La Corte Suprema di Cassazione ha ribadito con la sentenza n. 475/2017 che, qualora una dipendente venga licenziata nel corso del primo anno di vita del proprio figlio, l’atto di interruzione del rapporto di lavoro è da considerarsi nullo. Il datore di lavoro, in altri termini, non può mettere fine al contratto con la lavoratrice nel periodo compreso tra la l’inizio della gravidanza e il compimento di un anno di età del bambino. Ne consegue che le donne licenziate in questo periodo della loro vita hanno il diritto:
1 – a essere reintegrate sul posto di lavoro;
2 – a ricevere tutti gli stipendi arretrati a partire dal giorno del licenziamento fino alla regolare riammissione. Talora è anche possibile che siano riconosciuti i danni determinati dalla sospensione della paga.
Corte di cassazione, vietato licenziare le neomamme
Questo obbligo per il datore di lavoro vige anche qualora egli, al momento del licenziamento, non sia a conoscenza del fatto che la propria dipendente sia in stato di gravidanza.

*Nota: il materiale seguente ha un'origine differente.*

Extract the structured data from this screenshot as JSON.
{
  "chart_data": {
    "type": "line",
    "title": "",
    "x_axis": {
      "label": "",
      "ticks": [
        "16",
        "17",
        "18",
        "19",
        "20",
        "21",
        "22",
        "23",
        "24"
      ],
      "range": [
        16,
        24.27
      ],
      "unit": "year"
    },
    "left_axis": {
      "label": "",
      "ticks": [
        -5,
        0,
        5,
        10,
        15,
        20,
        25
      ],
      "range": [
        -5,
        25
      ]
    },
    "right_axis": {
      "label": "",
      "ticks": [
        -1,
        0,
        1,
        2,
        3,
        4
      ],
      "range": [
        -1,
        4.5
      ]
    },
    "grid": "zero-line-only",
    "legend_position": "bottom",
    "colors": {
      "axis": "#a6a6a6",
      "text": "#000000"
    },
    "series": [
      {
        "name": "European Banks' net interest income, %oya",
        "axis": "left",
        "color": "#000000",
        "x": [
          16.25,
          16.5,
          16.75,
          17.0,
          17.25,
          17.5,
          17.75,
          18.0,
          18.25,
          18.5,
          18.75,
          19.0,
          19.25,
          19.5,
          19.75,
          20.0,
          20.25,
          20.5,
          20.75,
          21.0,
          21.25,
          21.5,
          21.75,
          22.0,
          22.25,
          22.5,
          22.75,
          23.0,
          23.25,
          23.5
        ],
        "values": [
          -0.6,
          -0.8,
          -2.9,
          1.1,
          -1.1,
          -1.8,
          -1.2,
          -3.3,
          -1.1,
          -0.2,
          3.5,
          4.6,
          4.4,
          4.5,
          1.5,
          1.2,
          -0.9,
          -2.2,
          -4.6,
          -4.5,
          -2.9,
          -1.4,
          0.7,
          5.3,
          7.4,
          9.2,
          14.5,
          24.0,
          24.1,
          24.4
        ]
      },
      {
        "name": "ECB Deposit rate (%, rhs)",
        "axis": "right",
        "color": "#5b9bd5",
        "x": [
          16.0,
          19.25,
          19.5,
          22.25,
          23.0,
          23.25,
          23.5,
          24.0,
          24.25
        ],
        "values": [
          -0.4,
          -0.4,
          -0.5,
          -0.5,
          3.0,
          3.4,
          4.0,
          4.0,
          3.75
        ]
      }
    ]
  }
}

Inoltre, anche nel caso in cui sia la stessa lavoratrice a presentare le dimissioni, avrà comunque diritto, come previsto dalla legge, a essere retribuita tramite trattamento economico sostitutivo del reddito (la cosiddetta indennità di maternità).
Il divieto di licenziamento è valido anche per le mamme che hanno adottato o hanno preso in affidamento un bambino; in questo caso il periodo di riferimento è compreso tra l’ingresso del figlio in famiglia fino a un anno da quel momento.
Quando è consentito il licenziamento della neomamma
Il divieto di licenziamento della neomamma, tuttavia, non è assoluto. Esso, infatti, è consentito dalla legge nei seguenti casi:
- la dipendente si è macchiata di una grave colpa;
- l’azienda ha cessato la propria attività;
- sono scaduti i termini previsti dal contratto a tempo determinato;
- la lavoratrice non ha superato il periodo di prova.